Os automóveis, importados de segunda-mão no Japão, são todos com direção à direita mas o trânsito circula, também à direita, o que faz com que todas as ultrapassagens sejam feitas do lado oposto ao do motorista.
Confuso de explicar? Muito mais confuso de circular.
Preciso levar a moto até a pousada que reservei. Meu GPS não funciona na Mongólia.
Vejo um táxi, digo a ele que me guie.
Achei finalmente um, que não sai em disparada. Na verdade, sai lentamente, muito lentamente.
Consigo chegar à pousada Oasis, uma hora depois, extenuado pelos 600 km, pelo calor de 33 graus e pelo trânsito totalmente surrealista desta inquieta e pulsante metrópole.
O Hostal Oasis é lugar de encontro e de repouso para viajantes "overland" de passagem pela Mongólia. É um lugar obrigatório de passagem para quem pretende conhecer o mundo de carro ou de moto e este país acaba por ser inevitável.
Você pode ficar hospedado em seu próprio veículo, em alojamentos, ou em Yurts, a tradicional cabana circular de feltro dos nômades da Mongólia.
Optei pelo Yurt, que divido com um jovem motociclista suíço, visivelmente incomodado de perder sua exclusividade no amplo alojamento.
O conceito deste lugar é extraordinário.
Sua cafetería e jardim favorecem a conversa e a troca de experiências.
Em uma cidade caótica, Oasis, criado por um casal austro-alemao, oferece uma ilha de tranquilidade repouso para pessoas que em muitos casos, já estão na estrada há vários anos.
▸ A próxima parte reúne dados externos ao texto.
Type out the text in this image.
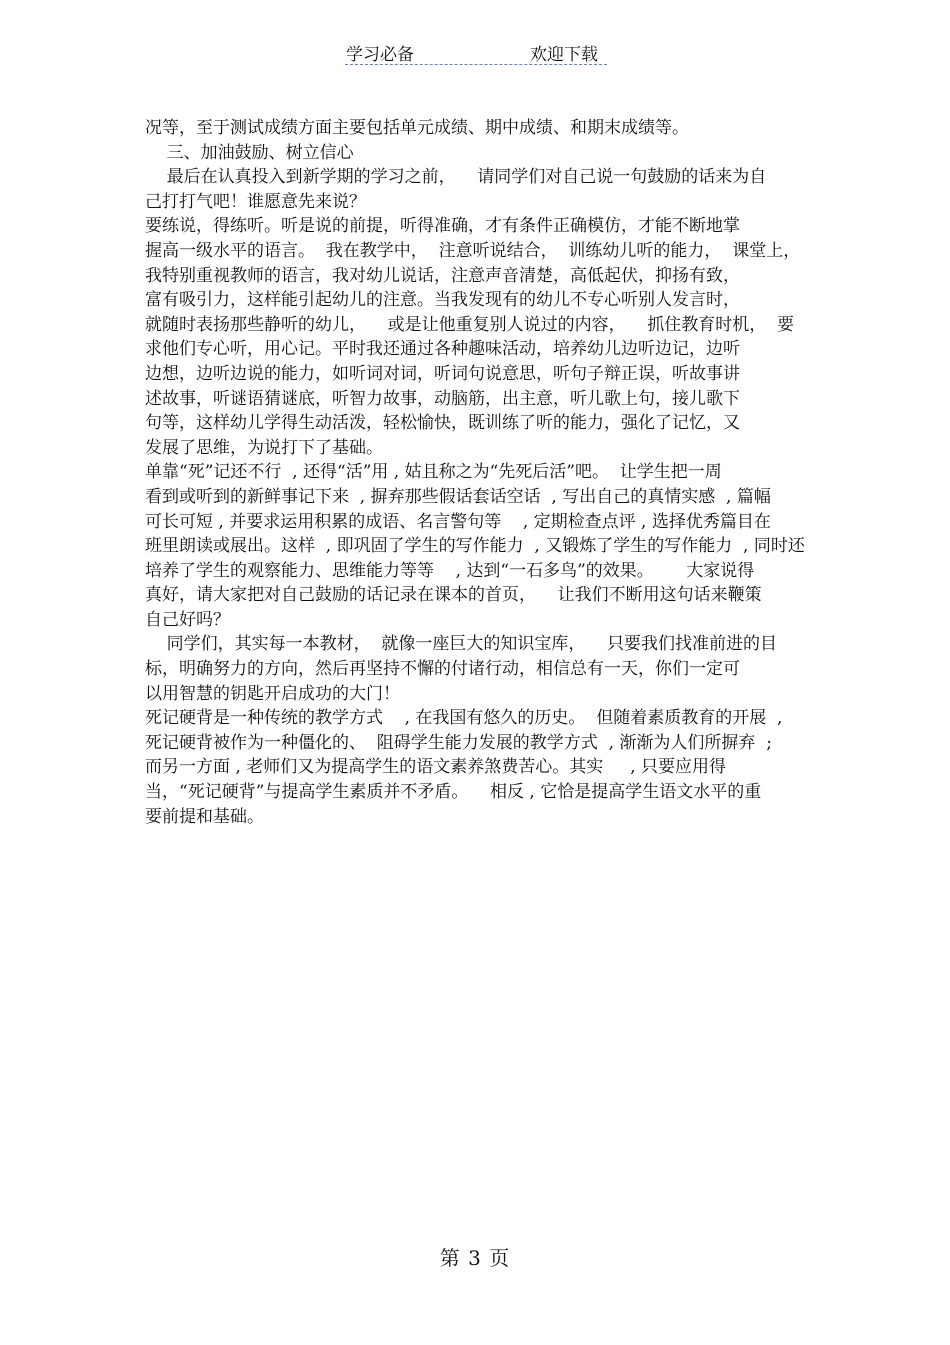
学习必备	欢迎下载
况等，至于测试成绩方面主要包括单元成绩、期中成绩、和期末成绩等。
三、加油鼓励、树立信心
最后在认真投入到新学期的学习之前，    请同学们对自己说一句鼓励的话来为自
己打打气吧！谁愿意先来说？
要练说，得练听。听是说的前提，听得准确，才有条件正确模仿，才能不断地掌
握高一级水平的语言。  我在教学中，  注意听说结合，  训练幼儿听的能力，  课堂上，
我特别重视教师的语言，我对幼儿说话，注意声音清楚，高低起伏，抑扬有致，
富有吸引力，这样能引起幼儿的注意。当我发现有的幼儿不专心听别人发言时，
就随时表扬那些静听的幼儿，    或是让他重复别人说过的内容，    抓住教育时机，  要
求他们专心听，用心记。平时我还通过各种趣味活动，培养幼儿边听边记，边听
边想，边听边说的能力，如听词对词，听词句说意思，听句子辩正误，听故事讲
述故事，听谜语猜谜底，听智力故事，动脑筋，出主意，听儿歌上句，接儿歌下
句等，这样幼儿学得生动活泼，轻松愉快，既训练了听的能力，强化了记忆，又
发展了思维，为说打下了基础。
单靠“死”记还不行  , 还得“活”用 , 姑且称之为“先死后活”吧。  让学生把一周
看到或听到的新鲜事记下来  , 摒弃那些假话套话空话  , 写出自己的真情实感  , 篇幅
可长可短 , 并要求运用积累的成语、名言警句等    , 定期检查点评 , 选择优秀篇目在
班里朗读或展出。这样  , 即巩固了学生的写作能力  , 又锻炼了学生的写作能力  , 同时还
培养了学生的观察能力、思维能力等等    , 达到“一石多鸟”的效果。      大家说得
真好，请大家把对自己鼓励的话记录在课本的首页，    让我们不断用这句话来鞭策
自己好吗？
同学们，其实每一本教材，  就像一座巨大的知识宝库，    只要我们找准前进的目
标，明确努力的方向，然后再坚持不懈的付诸行动，相信总有一天，你们一定可
以用智慧的钥匙开启成功的大门！
死记硬背是一种传统的教学方式    , 在我国有悠久的历史。  但随着素质教育的开展  ,
死记硬背被作为一种僵化的、  阻碍学生能力发展的教学方式  , 渐渐为人们所摒弃  ;
而另一方面 , 老师们又为提高学生的语文素养煞费苦心。其实     , 只要应用得
当，“死记硬背”与提高学生素质并不矛盾。    相反 , 它恰是提高学生语文水平的重
要前提和基础。
第 3 页
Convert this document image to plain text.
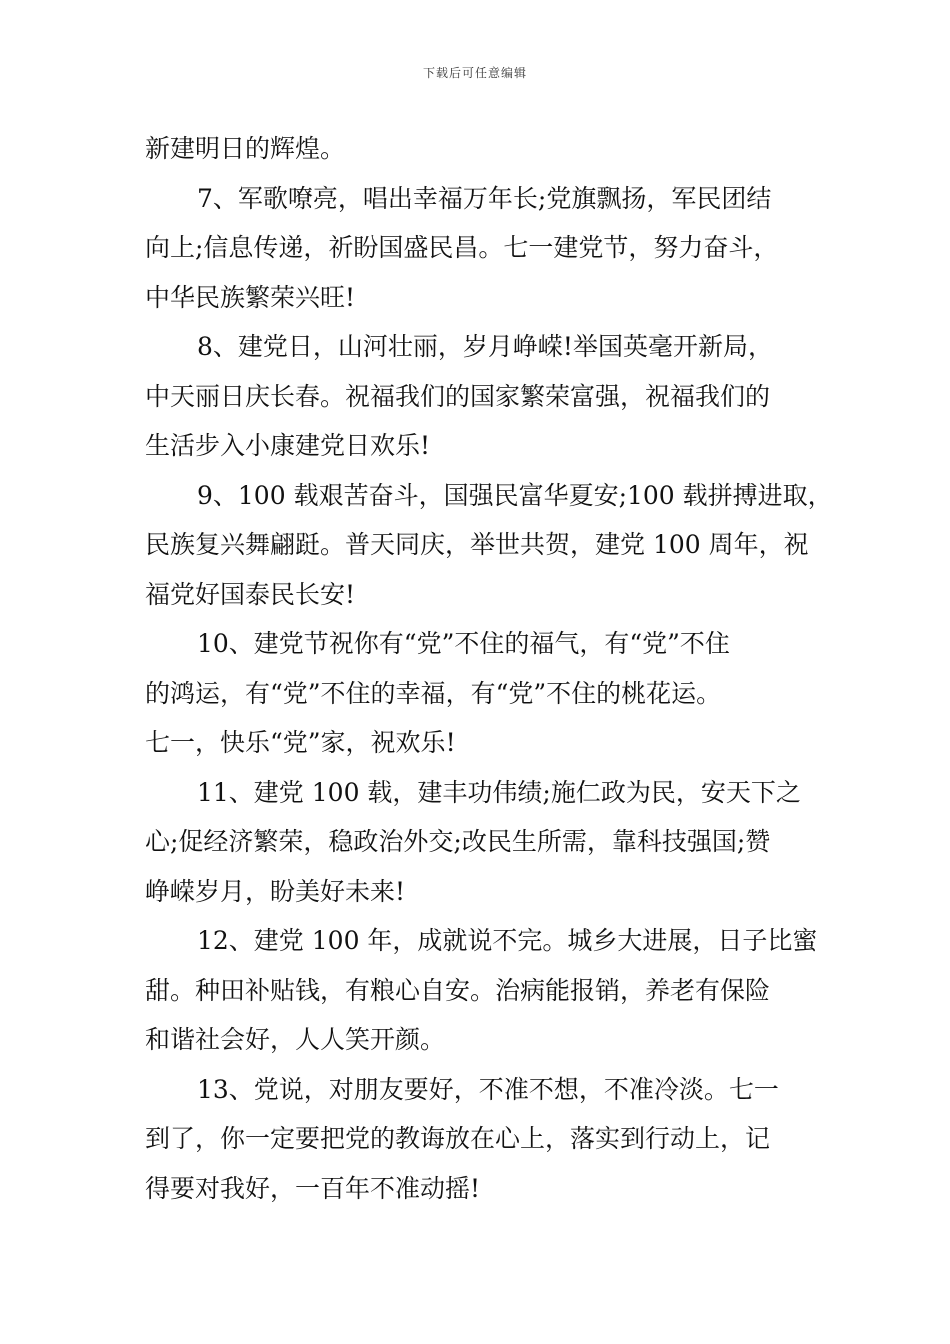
下载后可任意编辑
新建明日的辉煌。
7、军歌嘹亮，唱出幸福万年长;党旗飘扬，军民团结
向上;信息传递，祈盼国盛民昌。七一建党节，努力奋斗，
中华民族繁荣兴旺!
8、建党日，山河壮丽，岁月峥嵘!举国英毫开新局，
中天丽日庆长春。祝福我们的国家繁荣富强，祝福我们的
生活步入小康建党日欢乐!
9、100 载艰苦奋斗，国强民富华夏安;100 载拼搏进取，
民族复兴舞翩跹。普天同庆，举世共贺，建党 100 周年，祝
福党好国泰民长安!
10、建党节祝你有“党”不住的福气，有“党”不住
的鸿运，有“党”不住的幸福，有“党”不住的桃花运。
七一，快乐“党”家，祝欢乐!
11、建党 100 载，建丰功伟绩;施仁政为民，安天下之
心;促经济繁荣，稳政治外交;改民生所需，靠科技强国;赞
峥嵘岁月，盼美好未来!
12、建党 100 年，成就说不完。城乡大进展，日子比蜜
甜。种田补贴钱，有粮心自安。治病能报销，养老有保险
和谐社会好，人人笑开颜。
13、党说，对朋友要好，不准不想，不准冷淡。七一
到了，你一定要把党的教诲放在心上，落实到行动上，记
得要对我好，一百年不准动摇!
Facilidades como lavanderia, barbeiro e uma boa cozinha Européia são muito apreciadas dos que ali se hospedam.
Fiquei duas noites, o suficiente para uma visita ao centro da cidade, a um belo mosteiro budista e algumas horas de boas conversas com outros viajantes, entre elas com um jovem casal brasileiro, viajando com seu Land Rover há dois anos e meio.
Lugar charmoso e confortável, seguramente provoca a tentação de querer ficar alguns dias mais.
Porém, é importante saber resistir ao fascínio do do conforto e da acomodação. .
Parto na manhã seguinte até o deserto de Gobi, a 700 km de distancia. O Gobi é outro fantástico lugar que povoa a imaginação de motociclistas de longo curso como eu.
Com alguns desertos como o Sahara, Atacama, Karakoum e outros, no curriculum, o Gobi, é sem dúvida a "Figurinha Premiada" que eu vinha procurando há anos para ajudar a enriquecer meu álbum de motociclismo e, por que não, meu álbum de vida.